Russka - Edward Rutherfurd [436]
Hers was the only piano in the village. She would never forget the magical day when it arrived on a little barge coming upriver. Her father had saved for a year to buy it and brought it all the way from Kiev. All the neighbours had come out to watch as he and her two brothers proudly escorted this wonder to their house. She had been only seven when a visiting cousin, a musician, had told them she was a prodigy. The very next year she had gone to live with that family, during term time, down in the big city of Odessa on the Black Sea coast, where there were fine music teachers. Already she had given a public performance and people were saying she would be a professional musician.
‘As long as her health holds up,’ her mother would gloomily say. It was true: that nagging problem with her chest was often with her. Sometimes she would have to rest for days at a time, when she was longing to go back to school. ‘You’ll grow out of it,’ her father promised her: and how she prayed that he was right. How she wanted to live her life for music.
For once Rosa stepped into that kingdom, everything else became unimportant. Sometimes it seemed to her that music was in everything: as absolute as mathematics, as infinite as the universe itself. Music was in the trees, in the flowers, in the endless steppe; music filled the whole sky. She wanted only to pray, and to learn.
And here was the strange conundrum which had puzzled her for several months, and which today made her thoughtful and melancholy.
For if God had made this beautiful world, and given it music, and if she, it seemed, might have been chosen to serve His musical purpose and to play for Him, then why were there evil men, planning to kill her?
Laid out on the east side of the little river, the village’s comfortable thatched houses with their whitewashed walls stretched on each side of the broad dirt road for nearly a mile. Several, like the house where her parents lived, had little orchards behind them. Near the river there was a market square; and just downstream stood a distillery. Indeed, in the poorer Russian north where settlements were smaller than in the Ukraine, such a place would have been called a town.
It was also quite prosperous. To the huge fields of wheat on the rich black earth of the steppe, two new and valuable crops had been added in recent times: sugarbeet and tobacco.
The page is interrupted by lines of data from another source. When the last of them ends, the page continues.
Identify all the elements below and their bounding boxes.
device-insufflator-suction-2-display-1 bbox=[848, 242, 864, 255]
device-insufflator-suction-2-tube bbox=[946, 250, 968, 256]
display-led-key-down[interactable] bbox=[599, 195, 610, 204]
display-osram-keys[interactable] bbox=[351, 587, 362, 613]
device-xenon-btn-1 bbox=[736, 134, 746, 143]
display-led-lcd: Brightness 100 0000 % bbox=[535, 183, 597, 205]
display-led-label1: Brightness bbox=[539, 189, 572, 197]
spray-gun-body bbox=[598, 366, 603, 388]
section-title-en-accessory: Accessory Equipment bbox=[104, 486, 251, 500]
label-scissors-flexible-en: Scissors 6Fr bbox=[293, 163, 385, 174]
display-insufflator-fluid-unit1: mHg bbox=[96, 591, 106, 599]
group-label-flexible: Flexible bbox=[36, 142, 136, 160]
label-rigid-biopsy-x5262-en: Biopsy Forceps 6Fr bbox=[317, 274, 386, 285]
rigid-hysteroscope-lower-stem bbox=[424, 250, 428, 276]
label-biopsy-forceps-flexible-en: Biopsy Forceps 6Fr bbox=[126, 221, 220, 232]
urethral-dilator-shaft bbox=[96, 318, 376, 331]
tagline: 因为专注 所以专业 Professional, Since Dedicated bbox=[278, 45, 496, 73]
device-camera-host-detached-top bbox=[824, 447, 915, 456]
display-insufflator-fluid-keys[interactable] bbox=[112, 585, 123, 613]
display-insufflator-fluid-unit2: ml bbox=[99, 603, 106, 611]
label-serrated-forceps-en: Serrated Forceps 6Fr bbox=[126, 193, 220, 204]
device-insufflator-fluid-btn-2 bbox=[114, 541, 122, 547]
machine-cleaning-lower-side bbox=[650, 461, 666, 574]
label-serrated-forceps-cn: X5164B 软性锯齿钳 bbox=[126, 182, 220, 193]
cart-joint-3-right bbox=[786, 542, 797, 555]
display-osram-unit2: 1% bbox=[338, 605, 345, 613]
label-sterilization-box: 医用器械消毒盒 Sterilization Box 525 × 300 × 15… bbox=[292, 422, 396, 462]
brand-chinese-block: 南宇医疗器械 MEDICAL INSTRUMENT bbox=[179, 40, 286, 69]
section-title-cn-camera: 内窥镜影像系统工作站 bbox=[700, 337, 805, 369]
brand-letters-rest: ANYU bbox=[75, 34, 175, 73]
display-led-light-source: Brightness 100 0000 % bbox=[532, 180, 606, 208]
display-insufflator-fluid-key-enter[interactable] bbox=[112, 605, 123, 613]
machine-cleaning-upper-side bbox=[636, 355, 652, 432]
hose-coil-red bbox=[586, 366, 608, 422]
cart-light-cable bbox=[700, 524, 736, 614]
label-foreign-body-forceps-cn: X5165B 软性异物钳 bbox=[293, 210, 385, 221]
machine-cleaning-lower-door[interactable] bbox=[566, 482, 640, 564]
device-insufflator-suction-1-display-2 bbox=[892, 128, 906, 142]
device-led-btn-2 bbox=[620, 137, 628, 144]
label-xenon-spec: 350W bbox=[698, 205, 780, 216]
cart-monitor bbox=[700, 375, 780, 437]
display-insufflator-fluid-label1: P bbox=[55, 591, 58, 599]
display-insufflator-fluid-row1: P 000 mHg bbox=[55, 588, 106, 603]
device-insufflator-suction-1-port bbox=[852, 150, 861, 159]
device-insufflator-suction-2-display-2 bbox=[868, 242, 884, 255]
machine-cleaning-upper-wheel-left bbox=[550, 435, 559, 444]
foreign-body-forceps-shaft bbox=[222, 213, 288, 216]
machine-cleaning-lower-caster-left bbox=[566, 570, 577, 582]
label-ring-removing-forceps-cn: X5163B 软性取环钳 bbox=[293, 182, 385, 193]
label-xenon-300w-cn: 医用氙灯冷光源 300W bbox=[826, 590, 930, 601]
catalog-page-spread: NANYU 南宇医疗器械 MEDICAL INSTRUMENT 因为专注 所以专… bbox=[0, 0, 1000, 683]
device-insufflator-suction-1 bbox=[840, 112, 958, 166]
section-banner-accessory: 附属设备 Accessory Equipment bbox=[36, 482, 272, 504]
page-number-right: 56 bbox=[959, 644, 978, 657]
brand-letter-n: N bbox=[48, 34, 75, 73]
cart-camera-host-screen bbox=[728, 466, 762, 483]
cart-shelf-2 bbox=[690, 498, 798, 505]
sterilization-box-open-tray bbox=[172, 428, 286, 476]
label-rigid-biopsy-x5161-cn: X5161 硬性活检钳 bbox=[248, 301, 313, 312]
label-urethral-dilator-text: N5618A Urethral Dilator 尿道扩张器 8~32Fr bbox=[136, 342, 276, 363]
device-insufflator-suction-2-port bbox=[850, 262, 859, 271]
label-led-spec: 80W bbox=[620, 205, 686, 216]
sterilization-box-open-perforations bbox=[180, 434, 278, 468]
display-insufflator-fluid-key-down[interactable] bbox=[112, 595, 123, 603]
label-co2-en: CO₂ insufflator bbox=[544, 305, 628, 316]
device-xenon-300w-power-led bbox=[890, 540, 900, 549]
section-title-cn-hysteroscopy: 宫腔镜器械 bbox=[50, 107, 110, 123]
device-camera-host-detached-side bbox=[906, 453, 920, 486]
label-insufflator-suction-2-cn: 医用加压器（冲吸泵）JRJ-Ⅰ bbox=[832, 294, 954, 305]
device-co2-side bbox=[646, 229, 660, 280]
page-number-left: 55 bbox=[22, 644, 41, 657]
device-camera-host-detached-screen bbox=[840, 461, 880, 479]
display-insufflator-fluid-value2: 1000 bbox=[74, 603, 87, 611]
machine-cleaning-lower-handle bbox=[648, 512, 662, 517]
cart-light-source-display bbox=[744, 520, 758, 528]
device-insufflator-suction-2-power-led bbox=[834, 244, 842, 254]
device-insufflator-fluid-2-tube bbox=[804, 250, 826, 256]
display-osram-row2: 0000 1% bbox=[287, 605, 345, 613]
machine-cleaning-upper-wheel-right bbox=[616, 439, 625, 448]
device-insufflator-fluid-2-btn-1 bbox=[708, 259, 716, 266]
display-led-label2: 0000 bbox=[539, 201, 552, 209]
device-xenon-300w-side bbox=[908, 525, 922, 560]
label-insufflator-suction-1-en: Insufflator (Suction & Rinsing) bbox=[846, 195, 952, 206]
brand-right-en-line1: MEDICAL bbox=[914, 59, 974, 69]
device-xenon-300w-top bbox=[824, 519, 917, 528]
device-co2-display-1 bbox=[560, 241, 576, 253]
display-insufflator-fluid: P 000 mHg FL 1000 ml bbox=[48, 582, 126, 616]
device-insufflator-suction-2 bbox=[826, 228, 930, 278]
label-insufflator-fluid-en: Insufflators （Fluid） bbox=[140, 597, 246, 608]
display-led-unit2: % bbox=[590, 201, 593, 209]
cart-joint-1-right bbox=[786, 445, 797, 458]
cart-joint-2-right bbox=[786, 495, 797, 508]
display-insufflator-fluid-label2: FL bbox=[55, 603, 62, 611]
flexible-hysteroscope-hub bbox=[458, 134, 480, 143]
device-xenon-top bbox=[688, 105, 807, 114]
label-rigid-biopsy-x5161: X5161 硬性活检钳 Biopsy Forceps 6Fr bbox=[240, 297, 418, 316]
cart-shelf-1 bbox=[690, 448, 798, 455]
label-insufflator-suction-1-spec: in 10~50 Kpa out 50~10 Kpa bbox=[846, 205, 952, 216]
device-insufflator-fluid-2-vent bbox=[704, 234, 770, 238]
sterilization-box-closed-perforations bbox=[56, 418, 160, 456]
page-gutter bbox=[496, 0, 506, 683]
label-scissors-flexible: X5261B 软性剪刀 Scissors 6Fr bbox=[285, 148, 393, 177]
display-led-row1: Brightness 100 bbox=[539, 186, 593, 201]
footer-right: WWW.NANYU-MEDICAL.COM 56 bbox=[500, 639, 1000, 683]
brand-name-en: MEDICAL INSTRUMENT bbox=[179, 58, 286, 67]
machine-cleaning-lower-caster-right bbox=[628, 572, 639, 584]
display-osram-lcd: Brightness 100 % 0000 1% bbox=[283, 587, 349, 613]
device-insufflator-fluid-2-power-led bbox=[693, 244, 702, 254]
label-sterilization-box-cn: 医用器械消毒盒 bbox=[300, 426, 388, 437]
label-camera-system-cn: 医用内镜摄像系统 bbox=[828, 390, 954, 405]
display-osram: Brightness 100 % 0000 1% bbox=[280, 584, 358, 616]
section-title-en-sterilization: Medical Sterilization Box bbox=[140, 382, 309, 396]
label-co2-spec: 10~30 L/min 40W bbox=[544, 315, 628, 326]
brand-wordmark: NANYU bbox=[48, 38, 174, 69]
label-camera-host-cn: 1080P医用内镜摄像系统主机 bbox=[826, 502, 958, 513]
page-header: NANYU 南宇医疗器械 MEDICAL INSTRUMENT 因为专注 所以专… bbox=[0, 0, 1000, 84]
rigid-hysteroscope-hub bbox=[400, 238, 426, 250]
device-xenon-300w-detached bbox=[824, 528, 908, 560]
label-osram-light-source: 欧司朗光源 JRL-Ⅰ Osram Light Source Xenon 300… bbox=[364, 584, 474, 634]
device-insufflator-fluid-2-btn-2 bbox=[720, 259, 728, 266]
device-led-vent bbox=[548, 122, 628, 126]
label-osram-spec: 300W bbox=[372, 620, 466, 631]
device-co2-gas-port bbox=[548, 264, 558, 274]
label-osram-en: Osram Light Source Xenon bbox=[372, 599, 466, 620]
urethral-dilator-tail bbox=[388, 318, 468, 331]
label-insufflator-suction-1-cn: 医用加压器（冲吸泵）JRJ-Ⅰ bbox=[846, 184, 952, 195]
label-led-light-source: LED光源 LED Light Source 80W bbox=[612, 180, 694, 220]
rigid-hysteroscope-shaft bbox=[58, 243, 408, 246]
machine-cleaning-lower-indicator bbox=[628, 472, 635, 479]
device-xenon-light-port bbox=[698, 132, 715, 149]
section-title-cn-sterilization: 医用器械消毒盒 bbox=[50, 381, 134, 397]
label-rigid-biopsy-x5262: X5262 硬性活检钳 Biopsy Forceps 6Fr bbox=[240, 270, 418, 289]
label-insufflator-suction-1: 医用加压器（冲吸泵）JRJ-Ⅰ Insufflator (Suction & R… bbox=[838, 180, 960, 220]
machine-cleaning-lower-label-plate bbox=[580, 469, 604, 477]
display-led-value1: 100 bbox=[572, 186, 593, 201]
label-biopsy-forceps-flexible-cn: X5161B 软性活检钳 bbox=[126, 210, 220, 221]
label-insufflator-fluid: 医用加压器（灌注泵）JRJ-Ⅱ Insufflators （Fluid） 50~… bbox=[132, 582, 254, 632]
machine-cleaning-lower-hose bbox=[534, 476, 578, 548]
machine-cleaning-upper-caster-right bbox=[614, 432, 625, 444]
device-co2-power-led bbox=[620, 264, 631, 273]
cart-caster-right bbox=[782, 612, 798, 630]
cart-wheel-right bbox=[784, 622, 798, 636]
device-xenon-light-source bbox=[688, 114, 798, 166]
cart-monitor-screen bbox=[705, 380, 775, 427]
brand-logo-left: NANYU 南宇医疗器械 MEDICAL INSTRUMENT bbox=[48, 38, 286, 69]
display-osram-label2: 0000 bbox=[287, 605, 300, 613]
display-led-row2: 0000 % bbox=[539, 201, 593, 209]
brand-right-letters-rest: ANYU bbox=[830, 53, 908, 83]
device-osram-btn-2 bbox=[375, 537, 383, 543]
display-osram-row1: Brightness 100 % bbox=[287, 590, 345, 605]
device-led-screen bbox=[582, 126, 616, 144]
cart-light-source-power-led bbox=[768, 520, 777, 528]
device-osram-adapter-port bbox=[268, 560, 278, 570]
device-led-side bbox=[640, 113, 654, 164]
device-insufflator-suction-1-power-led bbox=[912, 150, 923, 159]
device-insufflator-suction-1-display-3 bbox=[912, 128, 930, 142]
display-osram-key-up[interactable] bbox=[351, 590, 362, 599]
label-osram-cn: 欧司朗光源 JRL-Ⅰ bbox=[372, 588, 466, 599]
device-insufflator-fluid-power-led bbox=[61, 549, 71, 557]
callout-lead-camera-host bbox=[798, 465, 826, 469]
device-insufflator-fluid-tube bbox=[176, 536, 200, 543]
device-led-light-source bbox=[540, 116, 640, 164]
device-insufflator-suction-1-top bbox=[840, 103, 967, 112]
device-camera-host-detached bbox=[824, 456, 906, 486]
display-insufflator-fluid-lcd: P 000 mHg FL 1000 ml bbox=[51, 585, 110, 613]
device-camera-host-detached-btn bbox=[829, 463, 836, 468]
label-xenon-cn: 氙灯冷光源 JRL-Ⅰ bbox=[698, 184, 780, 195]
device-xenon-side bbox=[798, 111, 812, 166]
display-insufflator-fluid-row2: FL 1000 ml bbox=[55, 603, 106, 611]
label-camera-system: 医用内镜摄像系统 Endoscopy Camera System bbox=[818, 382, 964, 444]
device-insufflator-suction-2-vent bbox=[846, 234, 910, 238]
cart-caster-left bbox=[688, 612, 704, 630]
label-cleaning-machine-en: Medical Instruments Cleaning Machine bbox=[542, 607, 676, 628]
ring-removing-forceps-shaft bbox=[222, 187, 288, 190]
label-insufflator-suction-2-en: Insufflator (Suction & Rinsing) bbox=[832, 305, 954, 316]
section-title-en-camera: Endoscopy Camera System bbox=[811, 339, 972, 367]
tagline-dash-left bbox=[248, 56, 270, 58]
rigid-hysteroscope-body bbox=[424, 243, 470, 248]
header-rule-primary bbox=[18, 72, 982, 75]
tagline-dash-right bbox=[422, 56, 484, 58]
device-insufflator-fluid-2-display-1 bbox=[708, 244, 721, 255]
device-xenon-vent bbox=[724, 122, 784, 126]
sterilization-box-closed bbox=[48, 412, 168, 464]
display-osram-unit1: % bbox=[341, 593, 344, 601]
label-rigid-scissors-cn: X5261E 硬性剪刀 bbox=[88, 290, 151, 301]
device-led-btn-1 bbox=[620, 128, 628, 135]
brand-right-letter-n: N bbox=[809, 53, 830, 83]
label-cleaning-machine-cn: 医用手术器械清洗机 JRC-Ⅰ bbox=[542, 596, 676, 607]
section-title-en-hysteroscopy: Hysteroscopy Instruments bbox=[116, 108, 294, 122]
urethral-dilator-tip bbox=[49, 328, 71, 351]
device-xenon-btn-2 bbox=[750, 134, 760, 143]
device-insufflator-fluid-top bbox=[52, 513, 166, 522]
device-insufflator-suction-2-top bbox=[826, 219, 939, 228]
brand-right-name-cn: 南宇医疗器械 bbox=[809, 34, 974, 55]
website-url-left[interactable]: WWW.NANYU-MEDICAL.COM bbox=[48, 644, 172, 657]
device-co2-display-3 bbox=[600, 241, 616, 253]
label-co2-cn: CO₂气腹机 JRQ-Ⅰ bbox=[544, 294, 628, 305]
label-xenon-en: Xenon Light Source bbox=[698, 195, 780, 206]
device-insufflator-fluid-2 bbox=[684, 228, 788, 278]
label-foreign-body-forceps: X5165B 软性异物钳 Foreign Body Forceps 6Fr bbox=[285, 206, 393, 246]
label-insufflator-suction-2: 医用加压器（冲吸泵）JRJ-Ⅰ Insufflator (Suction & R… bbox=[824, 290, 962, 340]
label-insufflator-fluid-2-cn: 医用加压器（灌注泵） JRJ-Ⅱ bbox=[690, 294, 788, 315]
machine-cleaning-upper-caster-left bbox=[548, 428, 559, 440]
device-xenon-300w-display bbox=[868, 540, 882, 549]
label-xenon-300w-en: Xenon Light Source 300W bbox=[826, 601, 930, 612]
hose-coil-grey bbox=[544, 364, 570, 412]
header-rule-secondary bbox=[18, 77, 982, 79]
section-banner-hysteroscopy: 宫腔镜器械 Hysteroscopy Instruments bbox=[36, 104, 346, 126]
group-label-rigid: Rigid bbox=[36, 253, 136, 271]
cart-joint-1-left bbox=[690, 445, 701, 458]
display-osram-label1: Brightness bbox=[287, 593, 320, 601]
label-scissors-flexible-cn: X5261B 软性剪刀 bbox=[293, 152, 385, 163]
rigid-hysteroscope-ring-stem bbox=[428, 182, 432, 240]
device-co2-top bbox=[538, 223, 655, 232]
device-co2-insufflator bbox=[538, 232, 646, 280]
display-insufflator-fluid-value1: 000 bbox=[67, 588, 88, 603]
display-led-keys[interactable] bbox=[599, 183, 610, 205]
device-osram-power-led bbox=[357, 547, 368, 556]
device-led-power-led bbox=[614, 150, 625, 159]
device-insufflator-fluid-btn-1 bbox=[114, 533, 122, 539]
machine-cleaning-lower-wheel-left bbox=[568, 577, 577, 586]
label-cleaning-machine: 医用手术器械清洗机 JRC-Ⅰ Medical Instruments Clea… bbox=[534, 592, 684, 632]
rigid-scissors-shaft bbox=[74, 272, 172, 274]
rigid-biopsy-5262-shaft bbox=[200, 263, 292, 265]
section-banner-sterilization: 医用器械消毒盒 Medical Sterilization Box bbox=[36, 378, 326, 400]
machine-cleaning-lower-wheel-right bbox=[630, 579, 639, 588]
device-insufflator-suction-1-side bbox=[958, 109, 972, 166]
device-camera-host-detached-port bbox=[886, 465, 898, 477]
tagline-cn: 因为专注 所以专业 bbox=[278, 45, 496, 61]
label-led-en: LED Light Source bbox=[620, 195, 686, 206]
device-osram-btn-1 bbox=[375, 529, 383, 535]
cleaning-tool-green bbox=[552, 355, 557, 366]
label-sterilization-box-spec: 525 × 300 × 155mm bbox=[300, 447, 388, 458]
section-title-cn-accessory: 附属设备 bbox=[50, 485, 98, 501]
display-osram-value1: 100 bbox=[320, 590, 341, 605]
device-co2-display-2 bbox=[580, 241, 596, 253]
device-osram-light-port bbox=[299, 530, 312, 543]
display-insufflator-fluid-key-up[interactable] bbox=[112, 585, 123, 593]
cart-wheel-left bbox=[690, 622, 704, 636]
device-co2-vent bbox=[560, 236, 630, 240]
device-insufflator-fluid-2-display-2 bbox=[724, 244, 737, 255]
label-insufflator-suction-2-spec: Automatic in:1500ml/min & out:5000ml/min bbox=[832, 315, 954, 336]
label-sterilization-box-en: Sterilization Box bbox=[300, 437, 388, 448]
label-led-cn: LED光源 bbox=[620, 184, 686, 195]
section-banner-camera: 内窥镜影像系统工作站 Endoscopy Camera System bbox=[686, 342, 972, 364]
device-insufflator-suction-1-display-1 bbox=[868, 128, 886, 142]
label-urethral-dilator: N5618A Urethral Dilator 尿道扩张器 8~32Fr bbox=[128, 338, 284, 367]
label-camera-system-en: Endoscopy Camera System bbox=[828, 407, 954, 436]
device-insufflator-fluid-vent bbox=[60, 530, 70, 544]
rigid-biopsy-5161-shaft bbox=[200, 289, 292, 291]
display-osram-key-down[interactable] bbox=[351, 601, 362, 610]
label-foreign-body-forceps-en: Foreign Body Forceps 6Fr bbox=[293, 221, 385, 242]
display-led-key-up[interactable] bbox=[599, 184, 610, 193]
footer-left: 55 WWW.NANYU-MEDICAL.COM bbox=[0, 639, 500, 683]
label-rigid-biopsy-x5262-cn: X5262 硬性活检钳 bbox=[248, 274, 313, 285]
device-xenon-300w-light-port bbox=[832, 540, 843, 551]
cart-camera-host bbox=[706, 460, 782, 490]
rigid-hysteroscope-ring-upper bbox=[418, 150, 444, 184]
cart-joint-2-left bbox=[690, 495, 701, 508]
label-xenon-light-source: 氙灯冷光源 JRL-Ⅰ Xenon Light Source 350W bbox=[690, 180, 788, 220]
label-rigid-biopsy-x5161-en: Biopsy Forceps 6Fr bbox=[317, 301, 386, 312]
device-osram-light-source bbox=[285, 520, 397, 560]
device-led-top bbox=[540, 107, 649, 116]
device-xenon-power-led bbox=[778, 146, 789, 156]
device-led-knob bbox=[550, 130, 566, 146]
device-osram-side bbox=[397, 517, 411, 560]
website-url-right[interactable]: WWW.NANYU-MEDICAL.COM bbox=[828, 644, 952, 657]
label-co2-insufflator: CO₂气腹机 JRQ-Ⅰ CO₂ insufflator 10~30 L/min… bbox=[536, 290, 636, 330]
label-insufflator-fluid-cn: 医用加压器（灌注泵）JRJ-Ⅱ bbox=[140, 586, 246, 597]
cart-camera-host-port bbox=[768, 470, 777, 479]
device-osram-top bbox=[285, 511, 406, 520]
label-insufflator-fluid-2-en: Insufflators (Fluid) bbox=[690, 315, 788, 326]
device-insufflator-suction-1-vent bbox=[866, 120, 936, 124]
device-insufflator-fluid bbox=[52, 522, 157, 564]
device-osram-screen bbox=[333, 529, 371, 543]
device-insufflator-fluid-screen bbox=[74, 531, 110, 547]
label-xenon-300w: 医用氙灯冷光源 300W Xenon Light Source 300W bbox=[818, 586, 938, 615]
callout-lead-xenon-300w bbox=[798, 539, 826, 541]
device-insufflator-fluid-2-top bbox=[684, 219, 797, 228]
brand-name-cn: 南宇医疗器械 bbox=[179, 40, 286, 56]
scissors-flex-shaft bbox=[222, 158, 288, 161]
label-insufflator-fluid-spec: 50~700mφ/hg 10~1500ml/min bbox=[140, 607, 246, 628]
Both were sold to merchants who exported them through the ports on the warm Black Sea, and thanks to this trade and the region’s natural abundance, the peasants lived well.
Rosa’s grandfather had first come to the region to farm. He had died five years ago and her father had taken over. An enterprising man, he also traded wheat and acted as local agent for a firm that manufactured agricultural equipment down in Odessa, so that they were now amongst the better-off families in the village.
She was not aware that once, in former times, this southern settlement had borne the name of Russka.
It was not surprising. The settlement had had two names since then; of its past few signs remained. The little fort on the western bank was only some marks upon the turf; of the church the Mongols had burned down, there was not a trace. Even the landscape had altered somewhat, for centuries of farming had led to the cutting down of many trees, and there were no woods on the eastern side of the river now. The pool and its haunting spirits had gone, dried up. Even the bee forest had disappeared. From the last house in the village, the open steppe of south Russia extended to the horizon, and the only way that the place might have been identified from ancient times was by the tiny mound of an ancient kurgan that appeared upon the steppe in the middle distance.
Rosa walked until she receded the end of the village, where she stopped to gaze over the steppe. There was a pale sun. High overhead, trailing white clouds coming from the west receded over the endless, browning grassland towards a violet horizon.